As the new year (1770) came in, the people were looking forward to a meeting of the General Court, always a season of peculiar interest, and more so now than ever, for it was certain that the debates in this body would turn on the foremost local subject, the removal of the troops. But the subject was no longer merely local, for it had become a general issue, one affecting not only Boston and Massachusetts, but other towns and Colonies, and the interest felt in the controversy was wide and deep. "In this day of constitutional light," a New-York essay copied into a Boston newspaper runs, "it is monstrous that troops should be kept, not to protect the right, but to enslave the continent." While it was thus put by the journals, the policy was meant to be of this significance by the Ministry; and the letters printed for the first time in this monograph attest the accuracy of the Patriot judgment. On purely local grounds, also, the presence of the troops continued to be deplored. "The troops," Dr. Cooper wrote, January 1, 1770, "greatly corrupt our morals, and are in every sense an oppression. May Heaven soon deliver us from this great evil!" Samuel Adams said, "The troops must move to the Castle; it must be the first business of the General Court to move them out of town"; and James Otis said. "The Governor has the power to move them under the Constitution." Hutchinson endeavored to conciliate the people by making arrangements with General Gage for a removal of the main guard from its location near the Town-House, being informed that this might satisfy the greater part of the members.
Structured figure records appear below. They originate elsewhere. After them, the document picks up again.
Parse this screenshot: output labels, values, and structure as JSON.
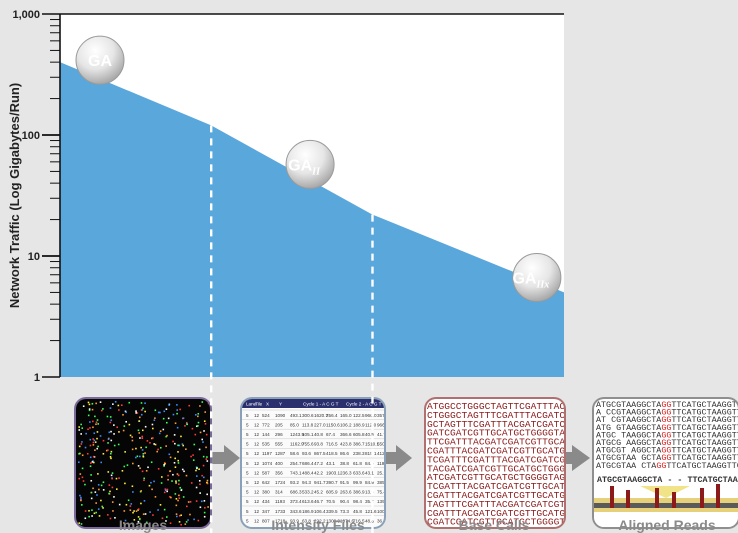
{
  "chart_data": {
    "type": "area",
    "title": "",
    "xlabel": "",
    "ylabel": "Network Traffic (Log Gigabytes/Run)",
    "yscale": "log",
    "ylim": [
      1,
      1000
    ],
    "yticks": [
      {
        "value": 1,
        "label": "1"
      },
      {
        "value": 10,
        "label": "10"
      },
      {
        "value": 100,
        "label": "100"
      },
      {
        "value": 1000,
        "label": "1,000"
      }
    ],
    "x": [
      0,
      0.3,
      0.62,
      1
    ],
    "values": [
      400,
      120,
      22,
      5
    ],
    "annotations": [
      {
        "label": "GA",
        "sub": "",
        "x": 0.0,
        "y": 400
      },
      {
        "label": "GA",
        "sub": "II",
        "x": 0.52,
        "y": 55
      },
      {
        "label": "GA",
        "sub": "IIx",
        "x": 0.97,
        "y": 6.4
      }
    ],
    "dashed_markers": [
      {
        "x": 0.3,
        "y": 120
      },
      {
        "x": 0.62,
        "y": 22
      }
    ],
    "fill_color": "#5aa7dc",
    "background": "#ffffff"
  },
  "pipeline": [
    {
      "label": "Images",
      "icon": "microscope-image-icon"
    },
    {
      "label": "Intensity Files",
      "icon": "table-icon"
    },
    {
      "label": "Base Calls",
      "icon": "sequence-text-icon"
    },
    {
      "label": "Aligned Reads",
      "icon": "alignment-icon"
    }
  ],
  "table_header": [
    "Lane",
    "Tile",
    "X",
    "Y",
    "Cycle 1 - A C G T",
    "Cycle 2 - A C G T"
  ],
  "table_rows": [
    [
      "5",
      "12",
      "524",
      "1090",
      "493.1",
      "300.6",
      "1620.7",
      "256.4",
      "165.0",
      "122.5",
      "966.0",
      "357.8"
    ],
    [
      "5",
      "12",
      "772",
      "205",
      "85.0",
      "113.8",
      "227.0",
      "1150.6",
      "106.2",
      "188.9",
      "112.0",
      "966.8"
    ],
    [
      "5",
      "12",
      "144",
      "296",
      "1243.9",
      "105.1",
      "40.8",
      "67.4",
      "366.6",
      "605.8",
      "40.5",
      "41.7"
    ],
    [
      "5",
      "12",
      "535",
      "555",
      "1162.9",
      "755.6",
      "93.8",
      "716.5",
      "423.8",
      "386.7",
      "1510.1",
      "550.6"
    ],
    [
      "5",
      "12",
      "1197",
      "1287",
      "58.6",
      "93.6",
      "867.5",
      "418.5",
      "86.6",
      "238.3",
      "815.1",
      "412.1"
    ],
    [
      "5",
      "12",
      "1074",
      "400",
      "254.7",
      "686.4",
      "47.2",
      "43.1",
      "38.8",
      "61.8",
      "84.9",
      "1192.9"
    ],
    [
      "5",
      "12",
      "587",
      "356",
      "743.1",
      "488.4",
      "42.2",
      "1903.1",
      "236.3",
      "633.6",
      "43.1",
      "25.1"
    ],
    [
      "5",
      "12",
      "642",
      "1724",
      "93.2",
      "94.3",
      "941.7",
      "390.7",
      "91.5",
      "99.9",
      "84.9",
      "385.9"
    ],
    [
      "5",
      "12",
      "380",
      "314",
      "686.3",
      "533.2",
      "45.2",
      "605.9",
      "263.6",
      "386.9",
      "13.6",
      "75.4"
    ],
    [
      "5",
      "12",
      "434",
      "1193",
      "373.4",
      "613.6",
      "46.7",
      "70.5",
      "90.4",
      "98.4",
      "35.4",
      "1394.9"
    ],
    [
      "5",
      "12",
      "347",
      "1733",
      "343.6",
      "186.9",
      "106.4",
      "339.5",
      "73.3",
      "45.8",
      "121.6",
      "1003.2"
    ],
    [
      "5",
      "12",
      "807",
      "1718",
      "93.9",
      "63.8",
      "222.2",
      "1300.9",
      "1074.6",
      "716.5",
      "48.3",
      "36.0"
    ]
  ],
  "base_calls": [
    "ATGGCCTGGGCTAGTTCGATTTACG",
    "CTGGGCTAGTTTCGATTTACGATCGA",
    "GCTAGTTTCGATTTACGATCGATCGTT",
    "GATCGATCGTTGCATGCTGGGGTAGTG",
    "TTCGATTTACGATCGATCGTTGCATGC",
    "CGATTTACGATCGATCGTTGCATGCTG",
    "TCGATTTCGATTTACGATCGATCGTTG",
    "TACGATCGATCGTTGCATGCTGGGGT",
    "ATCGATCGTTGCATGCTGGGGTAGTGC",
    "TCGATTTACGATCGATCGTTGCATGCA",
    "CGATTTACGATCGATCGTTGCATGCTG",
    "TAGTTTCGATTTACGATCGATCGTTGC",
    "CGATTTACGATCGATCGTTGCATGCTG",
    "CGATCGATCGTTGCATGCTGGGGTAG"
  ],
  "alignment_reads": [
    [
      "ATGCGTAAGGCTA",
      "GG",
      "TTCATGCTAAGGTTCGAA"
    ],
    [
      "A  CCGTAAGGCTA",
      "GG",
      "TTCATGCTAAGGTTCGAA"
    ],
    [
      "AT  CGTAAGGCTA",
      "GG",
      "TTCATGCTAAGGTTCGAA"
    ],
    [
      "ATG  GTAAGGCTA",
      "GG",
      "TTCATGCTAAGGTTCGAA"
    ],
    [
      "ATGC  TAAGGCTA",
      "GG",
      "TTCATGCTAAGGTTCGAA"
    ],
    [
      "ATGCG  AAGGCTA",
      "GG",
      "TTCATGCTAAGGTTCGAA"
    ],
    [
      "ATGCGT  AGGCTA",
      "GG",
      "TTCATGCTAAGGTTCGAA"
    ],
    [
      "ATGCGTAA  GCTA",
      "GG",
      "TTCATGCTAAGGTTCGAA"
    ],
    [
      "ATGCGTAA   CTA",
      "GG",
      "TTCATGCTAAGGTTCGAA"
    ]
  ],
  "alignment_reference": "ATGCGTAAGGCTA - - TTCATGCTAAGGTTCGAA",
  "colors": {
    "background": "#e6e6e6",
    "area": "#5aa7dc",
    "arrow": "#8a8a8a",
    "caption": "#8a8a8a"
  }
}
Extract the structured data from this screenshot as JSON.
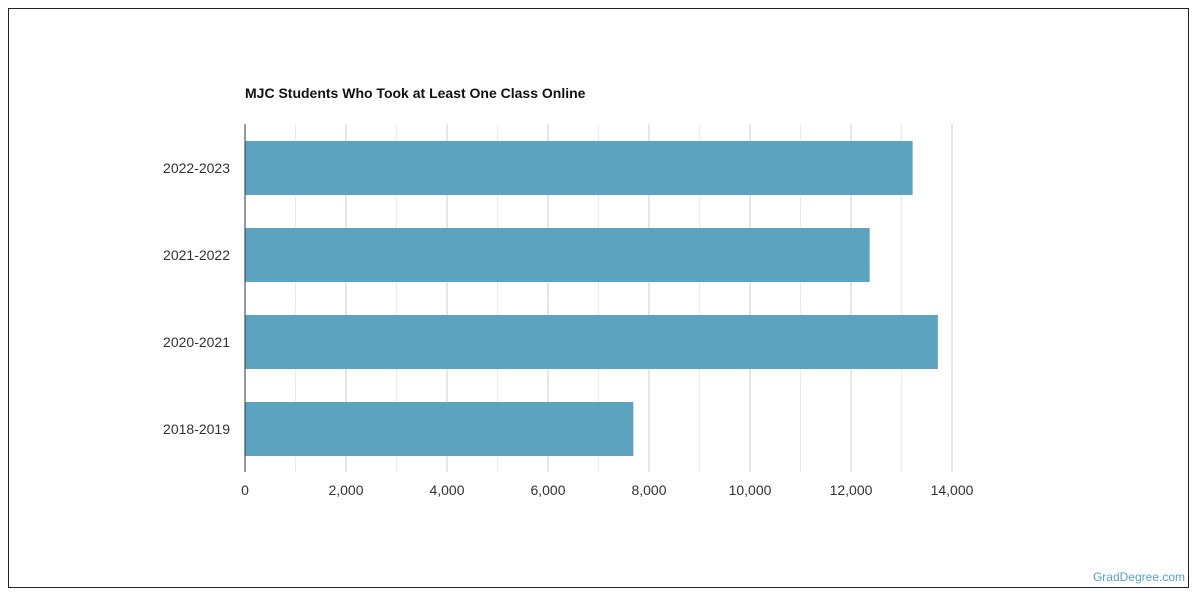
{
  "chart_data": {
    "type": "bar",
    "orientation": "horizontal",
    "title": "MJC Students Who Took at Least One Class Online",
    "categories": [
      "2022-2023",
      "2021-2022",
      "2020-2021",
      "2018-2019"
    ],
    "values": [
      13220,
      12370,
      13720,
      7690
    ],
    "xlim": [
      0,
      14000
    ],
    "x_ticks": [
      0,
      2000,
      4000,
      6000,
      8000,
      10000,
      12000,
      14000
    ],
    "x_tick_labels": [
      "0",
      "2,000",
      "4,000",
      "6,000",
      "8,000",
      "10,000",
      "12,000",
      "14,000"
    ],
    "grid": true,
    "bar_color": "#5ba3bf"
  },
  "watermark": "GradDegree.com"
}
Having taken this precaution, Hutchinson was really anxious for a meeting of the General Court. He was in great uncertainty both as to public and private affairs. He knew now that Bernard was not to return, but he did not know who was to be the successor; he conjectured that it might be "that the government was to be put on a new establishment, and a person of rank appointed Governor"; and he confessed that he was "ignorant of the Ministerial plan" as to the Colonies. The Legislature was appointed to convene on the tenth of January. But the November packet from England, happening to make an uncommonly short passage, brought him a peremptory order, which he received on the evening of the third of January, to prorogue the time of the sitting of the General Court; and the journals of the next morning contain his Proclamation, setting forth that "by His Majesty's command" the Legislature was prorogued to the second Wednesday in March. "I guess," Hutchinson writes, "that the Court is prorogued to a particular day with an intention that something from the King or the Parliament shall be then laid before them." "Some of the distant members will be on their journey before the Proclamation reaches them; and if the packet had not had a better passage than common, my orders would have found the Court sitting." As a consequence of this unlooked-for prorogation, the main guard continued to be stationed near the Town-House, until a portion of it played its tragic part on the memorable fifth of March.